Tuf stared at the boy and then back to his sandy-haired, handsome brother. Love-’em-and-leave-’em Colt—that’s how he was known around the rodeo circuit. Romancing the ladies came easily to him, while Tuf found it almost painful sometimes. Maybe because his brothers cast long shadows and it was hard to walk in their wake. Seemed as if all his life he’d been trying to prove he was tough enough to match his older brothers and cousins.
“Nice to meet you,” the boy said and held out his hand.
Tuf took it. “Nice to meet you, too, Evan.” The last time Tuf was home, there had been no mention of Evan, and now wasn’t the time to point that out.

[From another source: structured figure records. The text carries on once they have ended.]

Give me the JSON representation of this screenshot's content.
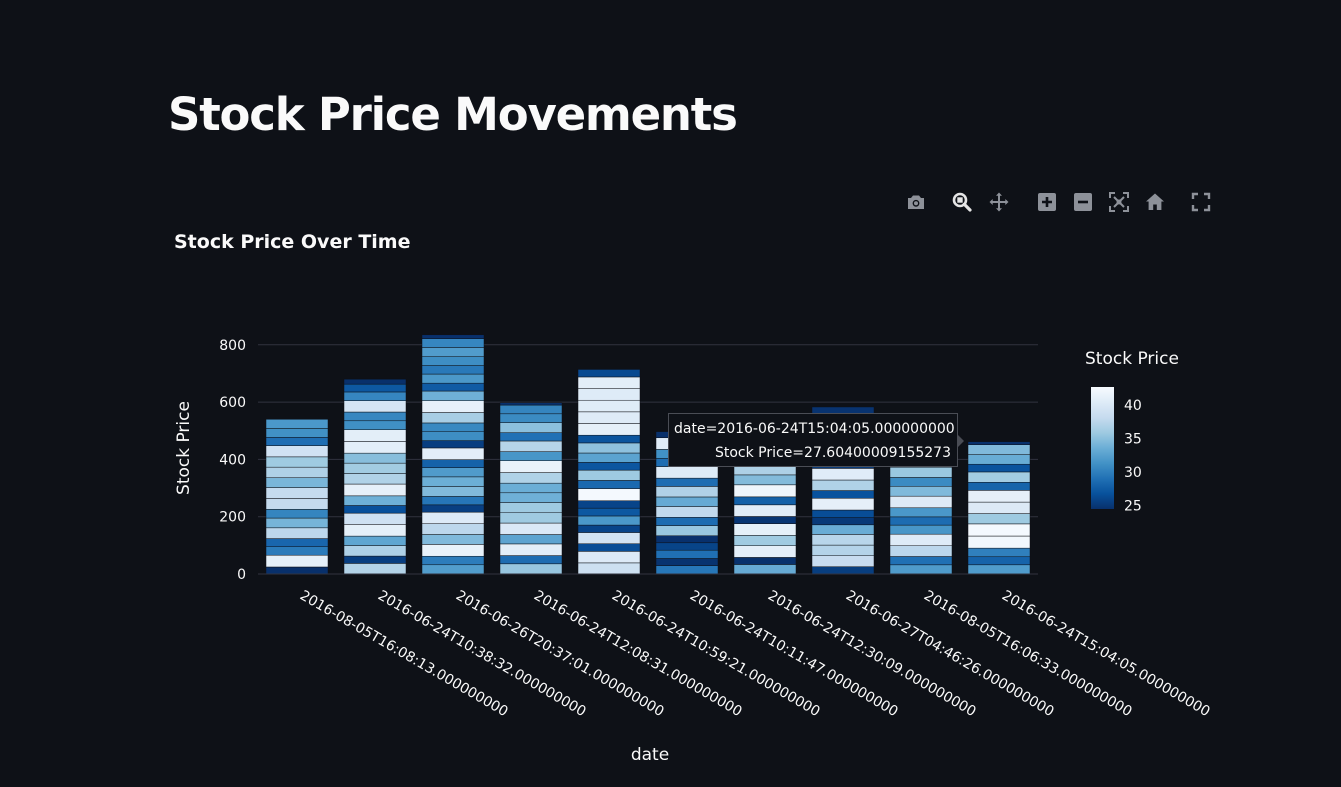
{
  "page": {
    "title": "Stock Price Movements"
  },
  "toolbar": {
    "icons": [
      "camera-icon",
      "zoom-icon",
      "pan-icon",
      "zoom-in-icon",
      "zoom-out-icon",
      "autoscale-icon",
      "reset-axes-icon",
      "fullscreen-icon"
    ],
    "icon_color": "#8d9199"
  },
  "colors": {
    "background": "#0e1117",
    "grid": "#31333f",
    "text": "#fafafa",
    "colorscale": [
      "#08306b",
      "#08519c",
      "#2171b5",
      "#4292c6",
      "#6baed6",
      "#9ecae1",
      "#c6dbef",
      "#deebf7",
      "#f7fbff"
    ]
  },
  "tooltip": {
    "line1": "date=2016-06-24T15:04:05.000000000",
    "line2": "Stock Price=27.60400009155273"
  },
  "chart_data": {
    "type": "bar",
    "stacked": true,
    "title": "Stock Price Over Time",
    "xlabel": "date",
    "ylabel": "Stock Price",
    "ylim": [
      0,
      840
    ],
    "yticks": [
      0,
      200,
      400,
      600,
      800
    ],
    "grid": true,
    "categories": [
      "2016-08-05T16:08:13.000000000",
      "2016-06-24T10:38:32.000000000",
      "2016-06-26T20:37:01.000000000",
      "2016-06-24T12:08:31.000000000",
      "2016-06-24T10:59:21.000000000",
      "2016-06-24T10:11:47.000000000",
      "2016-06-24T12:30:09.000000000",
      "2016-06-27T04:46:26.000000000",
      "2016-08-05T16:06:33.000000000",
      "2016-06-24T15:04:05.000000000"
    ],
    "totals": [
      540,
      680,
      835,
      598,
      714,
      497,
      477,
      583,
      472,
      462
    ],
    "colorbar": {
      "title": "Stock Price",
      "range": [
        24.5,
        42.7
      ],
      "ticks": [
        25,
        30,
        35,
        40
      ],
      "position": "right"
    }
  }
}
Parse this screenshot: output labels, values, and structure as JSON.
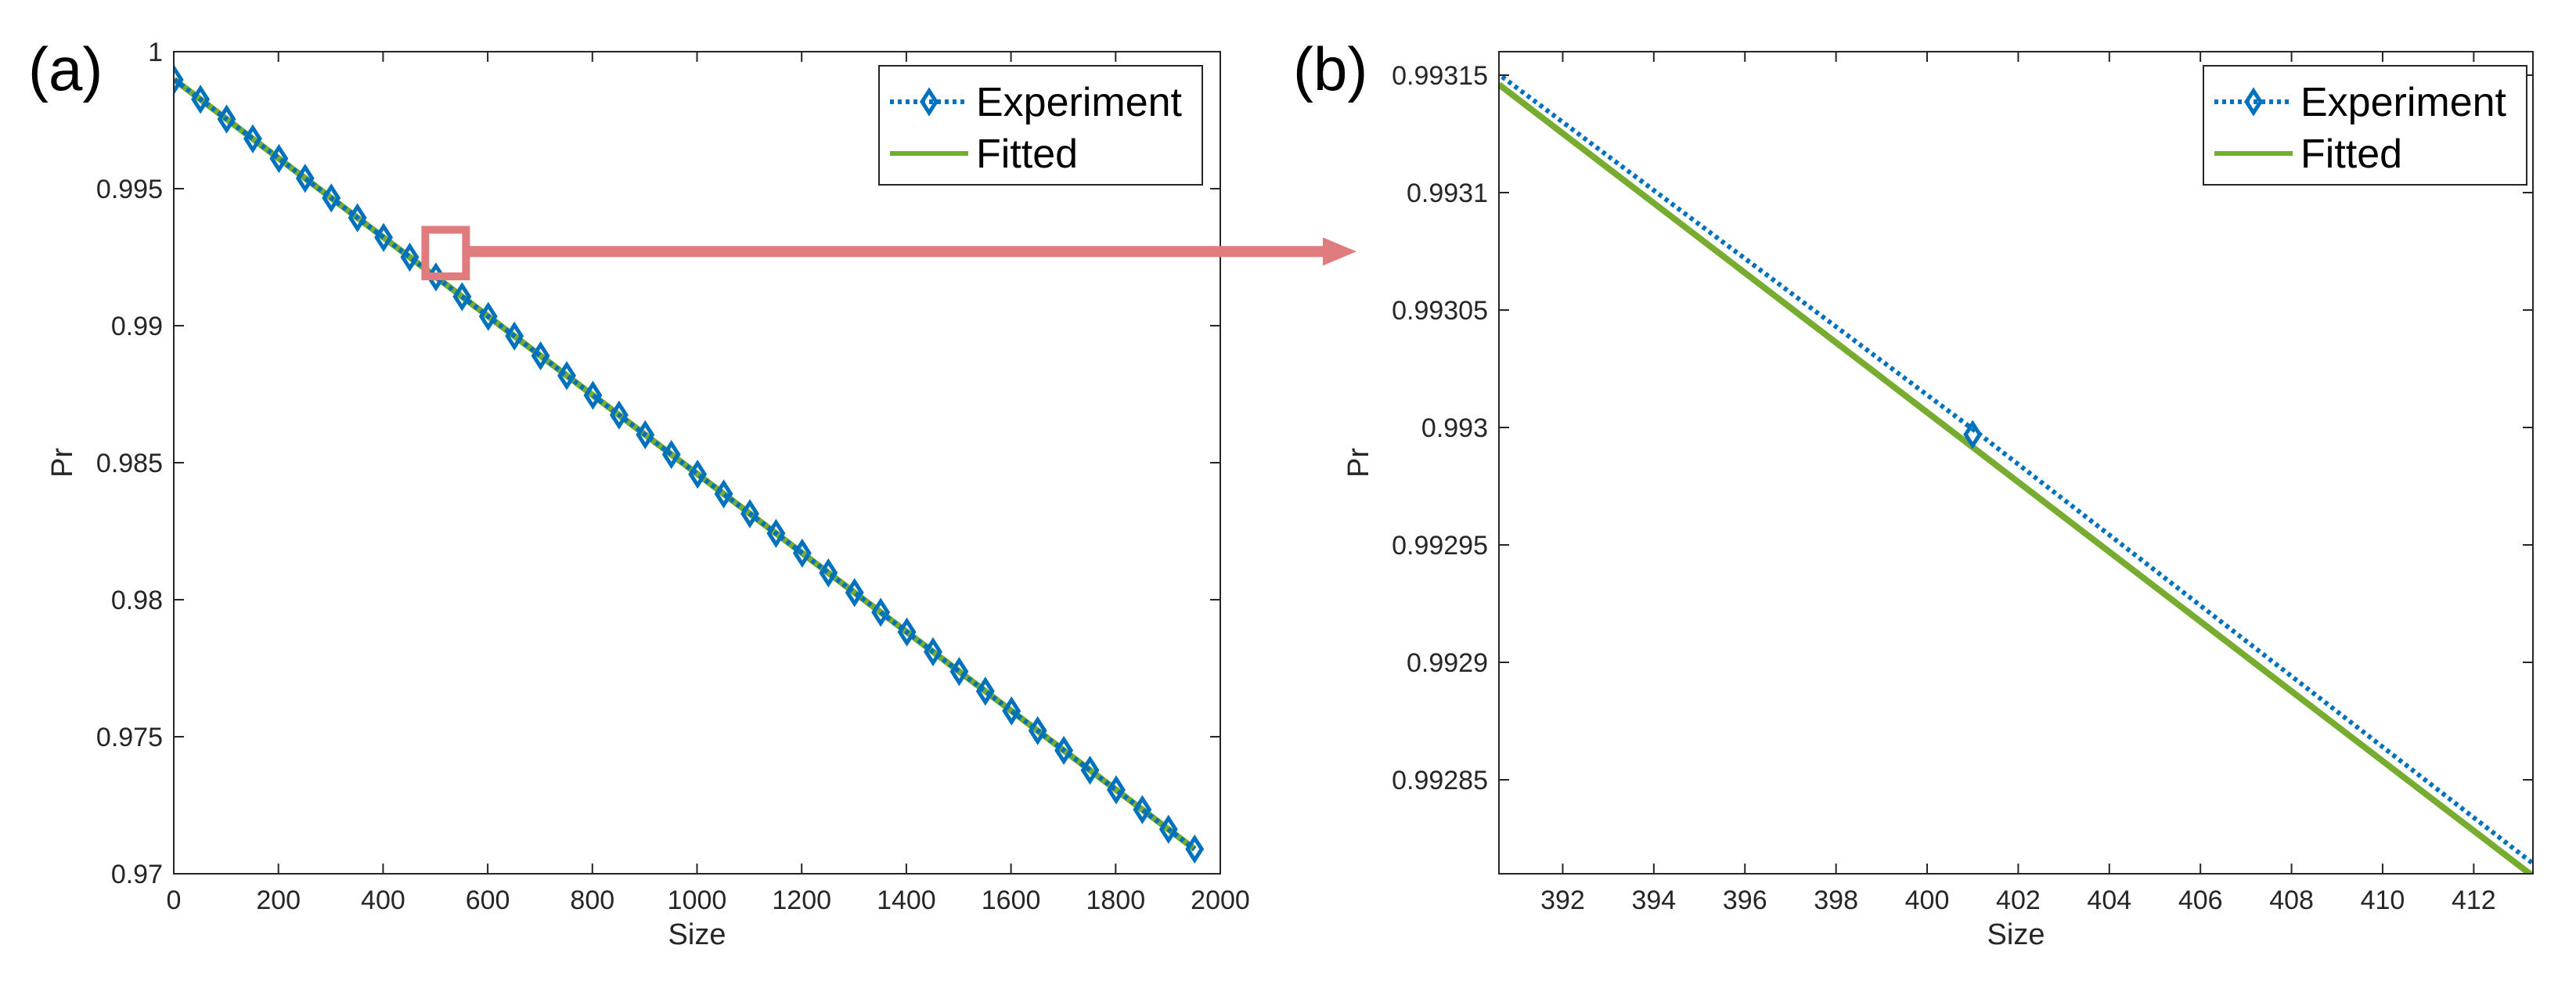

Reaching behind him, Colt pulled a brown-haired woman forward. Leah Stockton. “You know Leah. We’re married and these are her kids, five-year-old Jill and three-year-old Davey.”
Tuf touched his forehead. “Am I in another time zone or something? Colt is married with a ready-made family?”
Colt punched Tuf’s shoulder. “You bet.”
Leah hugged him. “Welcome home, Tuf.”
After that he was lost in a sea of unfamiliar faces. His cousin Duke strolled over with his new wife, Angie, and her eight-year-old son, Luke. He also met the new bride, Sierra, and his uncle Josh’s wife, Jordan, who walked with a white cane and had a yellow Lab Seeing Eye dog named Molly. He didn’t get the whole story, but he could see Uncle Josh was very much in love.
Seemed Sierra owned the Number 1 Diner in town and Jordan was her aunt. He was beginning to think there was something in the water. In the past year, his whole family had gotten married.
His mom shoved a plate of food into his hands. “Eat. We’ll talk later.”